Mercedes smiles at Daddy and proceeds obediently to the front room, forced to wait dinner after all. Tortured as though by tacit conspiracy involving her entire family. She sits at the piano and grits her teeth at the sound of Lily giggling and running to Daddy. Mercedes opens the old Let Us Have Music for Piano and plays.

Lily places her left foot on top of Daddy’s right one, her right one on his left, and they dance to “Roses of Picardy”.

Until finally “I’m starved,” says Daddy. “What’s for supper, Mercedes?”

Supper.

“You’ve got to be kidding,” says Frances.

Even James. “I’m sure it’s delicious, Mercedes, but I have a hard time eating with my dinner looking me straight in the eyes.”

They all laugh except Mercedes, who gets up and leaves the room.

“What’s the matter with her?” asks James.

Frances responds, “It’s her period.”

James winces, so sorry to have enquired that he fails to notice the inappropriateness of the answer. “Well … I’ll apologize. Who wants tea biscuits and molasses?”

Up in her room, Mercedes consoles herself with the family tree. She has been working on it for almost a year. It is a painstaking process. Whenever she has a new entry — whenever she has had the precious time to dig a little deeper in the Sydney library, or on those rare occasions when she has received a long-awaited reply from the provincial archives in Halifax — she carefully unrolls the large scroll of special paper on her desk. She fastens down the corners, takes out a pencil and a ruler and neatly draws a short vertical line beneath one of several long horizontal ones, under which she inscribes the latest name. And there it hangs, quietly suspended like a piece of desiccated fruit.

Mercedes’ patience for this task is unlimited. She plans to surprise Daddy with it. He never talks about his own family except to say they all died. Perhaps she can restore to Daddy a fragment of what he has lost.

After supper on this evening, Lily comes up to find Mercedes going over all the pencil lines in careful ink.

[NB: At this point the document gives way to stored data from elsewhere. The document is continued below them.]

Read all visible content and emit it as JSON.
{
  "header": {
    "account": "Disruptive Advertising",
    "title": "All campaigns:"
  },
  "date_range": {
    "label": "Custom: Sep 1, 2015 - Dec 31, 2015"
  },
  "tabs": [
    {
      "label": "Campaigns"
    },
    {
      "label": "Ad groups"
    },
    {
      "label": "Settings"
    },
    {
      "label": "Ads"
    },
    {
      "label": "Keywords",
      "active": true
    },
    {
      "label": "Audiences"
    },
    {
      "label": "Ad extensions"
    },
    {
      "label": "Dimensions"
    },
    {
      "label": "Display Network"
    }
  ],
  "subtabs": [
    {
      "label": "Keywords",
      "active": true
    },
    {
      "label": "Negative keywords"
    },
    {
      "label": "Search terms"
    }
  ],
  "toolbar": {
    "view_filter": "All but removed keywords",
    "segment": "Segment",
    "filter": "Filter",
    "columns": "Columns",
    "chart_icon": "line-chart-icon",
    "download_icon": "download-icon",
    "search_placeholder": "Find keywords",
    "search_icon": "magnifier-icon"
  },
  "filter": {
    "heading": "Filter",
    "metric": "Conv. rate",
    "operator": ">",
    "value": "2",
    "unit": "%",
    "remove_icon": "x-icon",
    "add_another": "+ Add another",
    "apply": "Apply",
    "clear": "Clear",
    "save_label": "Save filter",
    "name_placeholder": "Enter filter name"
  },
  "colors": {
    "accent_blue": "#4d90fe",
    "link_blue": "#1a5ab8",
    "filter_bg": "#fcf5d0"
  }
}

“Thank you for supper, Mercedes.”

Mercedes looks up sharply to see if Lily is being mean. But Lily is never intentionally cruel; Mercedes knows that and repents of her suspicion. She returns to her work and says merely, “Hmm.”

Lily approaches and looks over Mercedes’ shoulder, fascinated.

“How come it doesn’t look like a tree?”

“‘Tree’ is only an expression, Lily. If it looked like a tree then it would be art. This is a chart.”

“Like a map?”

“Kind of.”

“Is there treasure?”

“Each name is a treasure.”

“Where does it lead to?”

“‘Map’ is just an expression too. It doesn’t lead anywhere.” Mercedes relaxes back in her chair. “Well, maybe in a way it does. It leads into the past. It tells us where we came from. But it doesn’t tell us where we’re going. Only God knows that.”

“Where am I?”

“You’re right here on the same line with me and Frances and Kathleen, God rest her soul.”

“Where’s Other Lily?”

“She doesn’t appear here, dear.”

“How come?”

“She was never baptized.”

“But she was our sister.”

“Yes, and we love her and pray for her, but that’s not how it works on a family tree.”

“Where’s Ambrose?”

Mercedes looks at Lily. “Who’s Ambrose?”

Lily looks back at Mercedes. “Will you read me a story?”

“Of course I will, dear, you go climb into your nightgown and pick one out, I’ll be right there.”

At three that morning, Mercedes slumbers beneath a finger of moonlight. As usual, her door is an inch or so ajar — she has nothing to hide and plenty to listen for. The door begins to open silently. Mercedes’ eyes open. In time to see it swing to rest wide enough to admit a draft. Or a very small child.